Payton Chung, research coordinator, Congress for the New Urbanism (Chicago, IL)
As a longtime Chicagoan, I’ve sometimes heard anecdotes contrasting Chicago’s urban history against mistakes that St. Louis made: embracing the railroad early on, not bulldozing our waterfront for urban renewal, not (yet) building a speculative new airport far outside of town. Although the contest over “Empire City of the West” was decided over a century ago, Chicagoans—especially those working around state government, St. Louis being Illinois’ second metropolis—still gently relish what we see as the long decline of St. Louis, since it allows us to neglect our own mistakes. The appalling poverty of East St. Louis averts our eyes from Gary and Englewood; the high river levees hold back water that our highly unnatural canals flushed across a continental divide; despite heralded successes, both cities face a continued outflow of corporate headquarters and industrial jobs; even our bustling downtown is similarly riddled with dark buildings that defy redevelopment. The challenges that St. Louis faces might be deeper: long-term population and job decline, a downtown that slipped below critical mass, more recalcitrant suburbs, greater competition for state resources on both sides of the river, a water feature that’s often as much agony as amenity, and a big reputation problem. Then there’s the provincialism that Chicagoans laugh at: “where did you go to high school?” is a question one can only safely ask of adults in a static city, a place not moving fast enough to follow the warp-speed global economy.
The post-industrial Midwestern cityscape was certainly familiar to me before seeing St.

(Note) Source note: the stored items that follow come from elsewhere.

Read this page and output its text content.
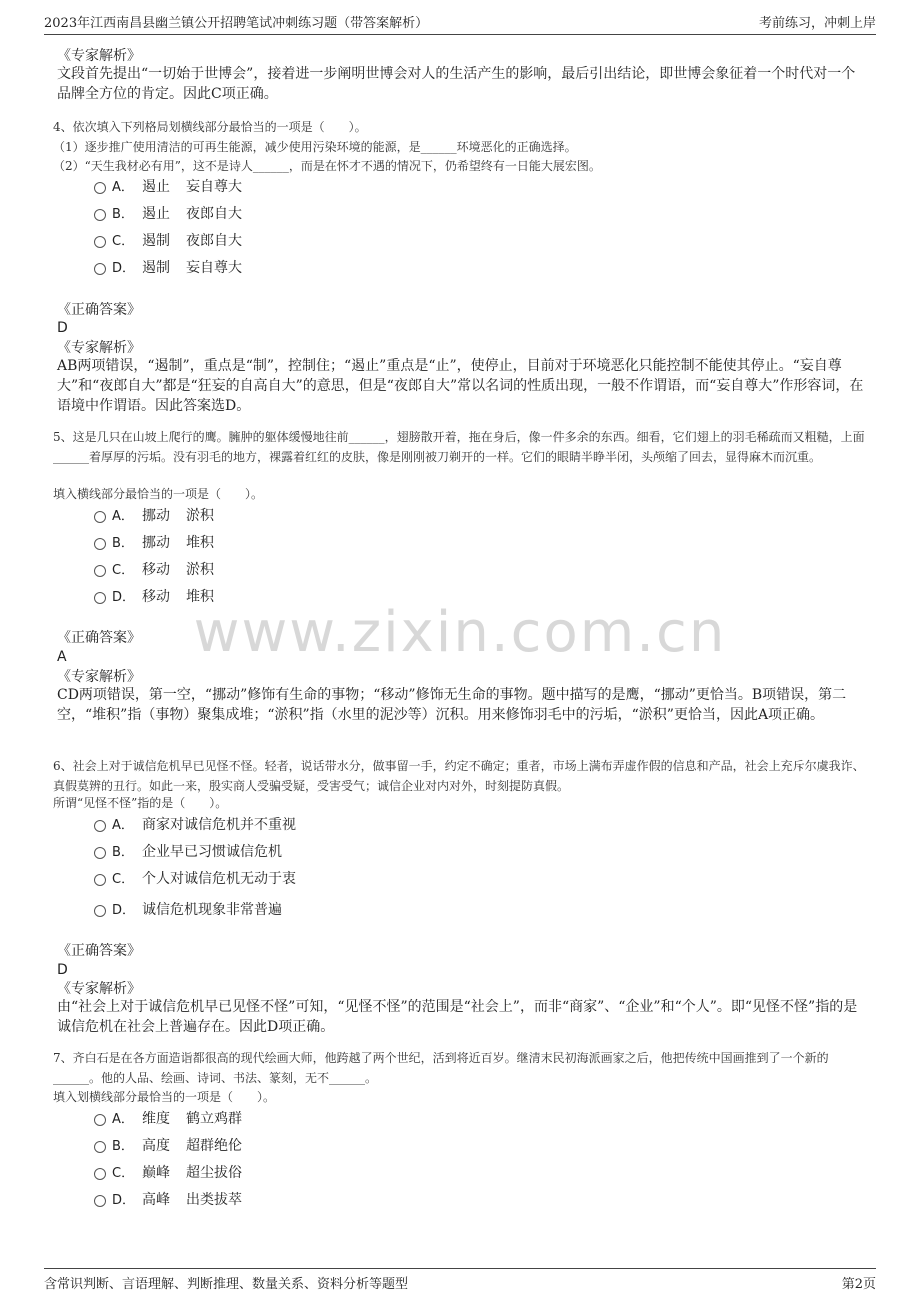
2023年江西南昌县幽兰镇公开招聘笔试冲刺练习题（带答案解析）	考前练习，冲刺上岸
www.zixin.com.cn
《专家解析》
文段首先提出“一切始于世博会”，接着进一步阐明世博会对人的生活产生的影响，最后引出结论，即世博会象征着一个时代对一个品牌全方位的肯定。因此C项正确。
4、依次填入下列格局划横线部分最恰当的一项是（　　）。
（1）逐步推广使用清洁的可再生能源，减少使用污染环境的能源，是______环境恶化的正确选择。
（2）“天生我材必有用”，这不是诗人______，而是在怀才不遇的情况下，仍希望终有一日能大展宏图。
A． 遏止 妄自尊大
B． 遏止 夜郎自大
C． 遏制 夜郎自大
D． 遏制 妄自尊大
《正确答案》
D
《专家解析》
AB两项错误，“遏制”，重点是“制”，控制住；“遏止”重点是“止”，使停止，目前对于环境恶化只能控制不能使其停止。“妄自尊大”和“夜郎自大”都是“狂妄的自高自大”的意思，但是“夜郎自大”常以名词的性质出现，一般不作谓语，而“妄自尊大”作形容词，在语境中作谓语。因此答案选D。
5、这是几只在山坡上爬行的鹰。臃肿的躯体缓慢地往前______，翅膀散开着，拖在身后，像一件多余的东西。细看，它们翅上的羽毛稀疏而又粗糙，上面______着厚厚的污垢。没有羽毛的地方，裸露着红红的皮肤，像是刚刚被刀剃开的一样。它们的眼睛半睁半闭，头颅缩了回去，显得麻木而沉重。
填入横线部分最恰当的一项是（　　）。
A． 挪动 淤积
B． 挪动 堆积
C． 移动 淤积
D． 移动 堆积
《正确答案》
A
《专家解析》
CD两项错误，第一空，“挪动”修饰有生命的事物；“移动”修饰无生命的事物。题中描写的是鹰，“挪动”更恰当。B项错误，第二空，“堆积”指（事物）聚集成堆；“淤积”指（水里的泥沙等）沉积。用来修饰羽毛中的污垢，“淤积”更恰当，因此A项正确。
6、社会上对于诚信危机早已见怪不怪。轻者，说话带水分，做事留一手，约定不确定；重者，市场上满布弄虚作假的信息和产品，社会上充斥尔虞我诈、真假莫辨的丑行。如此一来，殷实商人受骗受疑，受害受气；诚信企业对内对外，时刻提防真假。
所谓“见怪不怪”指的是（　　）。
A． 商家对诚信危机并不重视
B． 企业早已习惯诚信危机
C． 个人对诚信危机无动于衷
D． 诚信危机现象非常普遍
《正确答案》
D
《专家解析》
由“社会上对于诚信危机早已见怪不怪”可知，“见怪不怪”的范围是“社会上”，而非“商家”、“企业”和“个人”。即“见怪不怪”指的是诚信危机在社会上普遍存在。因此D项正确。
7、齐白石是在各方面造诣都很高的现代绘画大师，他跨越了两个世纪，活到将近百岁。继清末民初海派画家之后，他把传统中国画推到了一个新的______。他的人品、绘画、诗词、书法、篆刻，无不______。
填入划横线部分最恰当的一项是（　　）。
A． 维度 鹤立鸡群
B． 高度 超群绝伦
C． 巅峰 超尘拔俗
D． 高峰 出类拔萃
含常识判断、言语理解、判断推理、数量关系、资料分析等题型	第2页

Louis for the first time: the mighty, silent lofts; the musty but palatial public buildings; rows of Victorians on weedy lots; the wide grid of streets enveloping City Beautiful parks. St. Louis has these, of course, but on a scope that sometimes surpasses even Chicago. Washington Avenue is that most urbane of streetscapes—a good mile of mid-rises lining a broad avenue—rendered in an all-American architecture of red brick over reinforced concrete, and now with a subtly elegant street design to match. The landscapes of Forest and Tower Grove parks have survived the past century much more gracefully than most of their now-overprogrammed counterparts. Delmar Loop captures the college-town energy better than any other large Midwestern city—even Minneapolis or Columbus, which both house giant flagship public campuses.





Abby Schwarz in St. Louis City on Thu, Oct 22, 2009 at 8:19am
Great answers from all! We St. Louisans are our own worst critics at times and we need reminders of how potentially awesome St. Louis could be…and why, deep down, we love our City.